Posted Tuesday, June 19, 2007 as the lead editorial in the News Journal
House should protect future victims and give past ones some justice
The Delaware House of Representatives is scheduled to open debate today on Senate Bill 29, the Child Victim’s Act.
House members should follow the actions of their Senate colleagues and pass the bill as is.
The bill, and any legal actions that may follow, will not take back the harm done to children who were sexually abused by persons in authority. But it does offer them some protection under the law and a small measure of justice.
Sex abuse in childhood places an enormous burden on the victim. It may take years to recover and more years for the victim to act.

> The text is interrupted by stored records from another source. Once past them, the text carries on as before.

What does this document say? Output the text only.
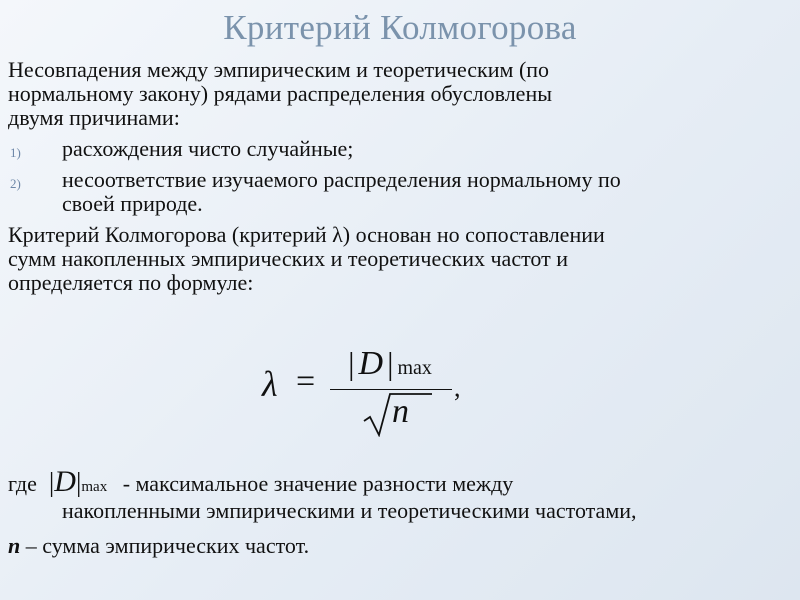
Критерий Колмогорова
Несовпадения между эмпирическим и теоретическим (по
нормальному закону) рядами распределения обусловлены
двумя причинами:
1) расхождения чисто случайные;
2) несоответствие изучаемого распределения нормальному по
своей природе.
Критерий Колмогорова (критерий λ) основан но сопоставлении
сумм накопленных эмпирических и теоретических частот и
определяется по формуле:
λ =	| D | max
n
,
где |D|max - максимальное значение разности между
накопленными эмпирическими и теоретическими частотами,
n – сумма эмпирических частот.
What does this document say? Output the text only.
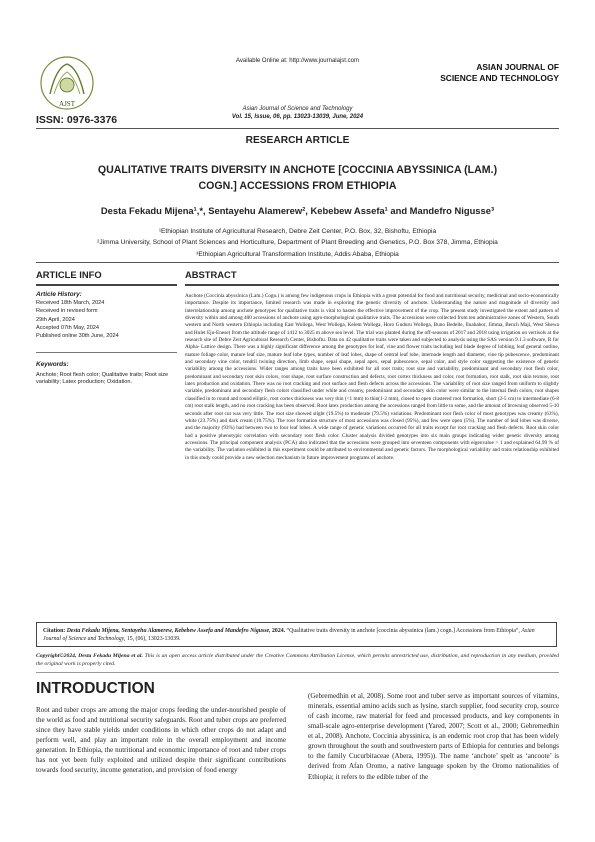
Available Online at: http://www.journalajst.com
AJST
ISSN: 0976-3376
ASIAN JOURNAL OF
SCIENCE AND TECHNOLOGY
Asian Journal of Science and Technology
Vol. 15, Issue, 06, pp. 13023-13039, June, 2024
RESEARCH ARTICLE
QUALITATIVE TRAITS DIVERSITY IN ANCHOTE [COCCINIA ABYSSINICA (LAM.)
COGN.] ACCESSIONS FROM ETHIOPIA
Desta Fekadu Mijena¹,*, Sentayehu Alamerew², Kebebew Assefa¹ and Mandefro Nigusse³
¹Ethiopian Institute of Agricultural Research, Debre Zeit Center, P.O. Box, 32, Bishoftu, Ethiopia
²Jimma University, School of Plant Sciences and Horticulture, Department of Plant Breeding and Genetics, P.O. Box 378, Jimma, Ethiopia
³Ethiopian Agricultural Transformation Institute, Addis Ababa, Ethiopia
ARTICLE INFO	ABSTRACT
Article History:
Received 18th March, 2024
Received in revised form
29th April, 2024
Accepted 07th May, 2024
Published online 30th June, 2024
Keywords:
Anchote; Root flesh color; Qualitative traits; Root size variability; Latex production; Oxidation.
Anchote (Coccinia abyssinica (Lam.) Cogn.) is among few indigenous crops in Ethiopia with a great potential for food and nutritional security, medicinal and socio-economically importance. Despite its importance, limited research was made in exploring the genetic diversity of anchote. Understanding the nature and magnitude of diversity and interrelationship among anchote genotypes for qualitative traits is vital to hasten the effective improvement of the crop. The present study investigated the extent and pattern of diversity within and among 400 accessions of anchote using agro-morphological qualitative traits. The accessions were collected from ten administrative zones of Western, South western and North western Ethiopia including East Wollega, West Wollega, Kelem Wollega, Horo Guduru Wollega, Buno Bedelle, Iluababor, Jimma, Bench Maji, West Shewa and Hulet Eju-Enese) from the altitude range of 1412 to 3025 m above sea level. The trial was planted during the off-seasons of 2017 and 2018 using irrigation on vertisols at the research site of Debre Zeit Agricultural Research Center, Bishoftu. Data on 42 qualitative traits were taken and subjected to analysis using the SAS version 9.1.3 software, R for Alpha- Lattice design. There was a highly significant difference among the genotypes for leaf, vine and flower traits including leaf blade degree of lobbing, leaf general outline, mature foliage color, mature leaf size, mature leaf lobe types, number of leaf lobes, shape of central leaf lobe, internode length and diameter, vine tip pubescence, predominant and secondary vine color, tendril twining direction, limb shape, sepal shape, sepal apex, sepal pubescence, sepal color, and style color suggesting the existence of genetic variability among the accessions. Wider ranges among traits have been exhibited for all root traits; root size and variability, predominant and secondary root flesh color, predominant and secondary root skin colors, root shape, root surface construction and defects, root cortex thickness and color, root formation, root stalk, root skin texture, root latex production and oxidation. There was no root cracking and root surface and flesh defects across the accessions. The variability of root size ranged from uniform to slightly variable, predominant and secondary flesh colors classified under white and creamy, predominant and secondary skin color were similar to the internal flesh colors, root shapes classified in to round and round elliptic, root cortex thickness was very thin (<1 mm) to thin(1-2 mm), closed to open clustered root formation, short (2-5 cm) to intermediate (6-8 cm) root stalk length, and no root cracking has been observed. Root latex production among the accessions ranged from little to some, and the amount of browning observed 5-10 seconds after root cut was very little. The root size showed slight (19.5%) to moderate (79.5%) variations. Predominant root flesh color of most genotypes was creamy (63%), white (23.75%) and dark cream (10.75%). The root formation structure of most accessions was closed (95%), and few were open (5%). The number of leaf lobes was diverse, and the majority (93%) had between two to four leaf lobes. A wide range of genetic variations occurred for all traits except for root cracking and flesh defects. Root skin color had a positive phenotypic correlation with secondary root flesh color. Cluster analysis divided genotypes into six main groups indicating wider genetic diversity among accessions. The principal component analysis (PCA) also indicated that the accessions were grouped into seventeen components with eigenvalue > 1 and explained 64.99 % of the variability. The variation exhibited in this experiment could be attributed to environmental and genetic factors. The morphological variability and traits relationship exhibited in this study could provide a new selection mechanism in future improvement programs of anchote.
Citation: Desta Fekadu Mijena, Sentayehu Alamerew, Kebebew Assefa and Mandefro Nigusse, 2024. “Qualitative traits diversity in anchote [coccinia abyssinica (lam.) cogn.] Accessions from Ethiopia”, Asian Journal of Science and Technology, 15, (06), 13023-13039.
Copyright©2024, Desta Fekadu Mijena et al. This is an open access article distributed under the Creative Commons Attribution License, which permits unrestricted use, distribution, and reproduction in any medium, provided the original work is properly cited.
INTRODUCTION
Root and tuber crops are among the major crops feeding the under-nourished people of the world as food and nutritional security safeguards. Root and tuber crops are preferred since they have stable yields under conditions in which other crops do not adapt and perform well, and play an important role in the overall employment and income generation. In Ethiopia, the nutritional and economic importance of root and tuber crops has not yet been fully exploited and utilized despite their significant contributions towards food security, income generation, and provision of food energy
(Gebremedhin et al, 2008). Some root and tuber serve as important sources of vitamins, minerals, essential amino acids such as lysine, starch supplier, food security crop, source of cash income, raw material for feed and processed products, and key components in small-scale agro-enterprise development (Yared, 2007; Scott et al., 2000; Gebremedhin et al., 2008). Anchote, Coccinia abyssinica, is an endemic root crop that has been widely grown throughout the south and southwestern parts of Ethiopia for centuries and belongs to the family Cucurbitaceae (Abera, 1995)). The name ‘anchote’ spelt as ‘ancoote’ is derived from Afan Oromo, a native language spoken by the Oromo nationalities of Ethiopia; it refers to the edible tuber of the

S.B. 29 will remove the arbitrary statute of limitations imposed on victims, allowing them time to recover and to act.
The bill also gives victims of past abuse a two-year opportunity to pursue the justice that has been denied them by legal limitations.
S.B. 29 also wisely offers private or public institutions that held these victims in their care the protection of demanding any accuser prove gross negligence on the institution’s part.
The bill also allows the accused to regain legal fees when the accusation is determined to be false and malicious.
We objected to the time provision of a similar bill that was presented to the Legislature last year. We have since been persuaded that our court system, with its rules of evidence and constitutional proceedings, would give any accused institution ample protections under this bill.
S.B. 29 will not relieve the trauma or end the victim’s nightmares. It will not restore the robbed childhood .
But it will open the courts to allow victims to pursue some semblance of justice.
This is a small step, but one worth taking.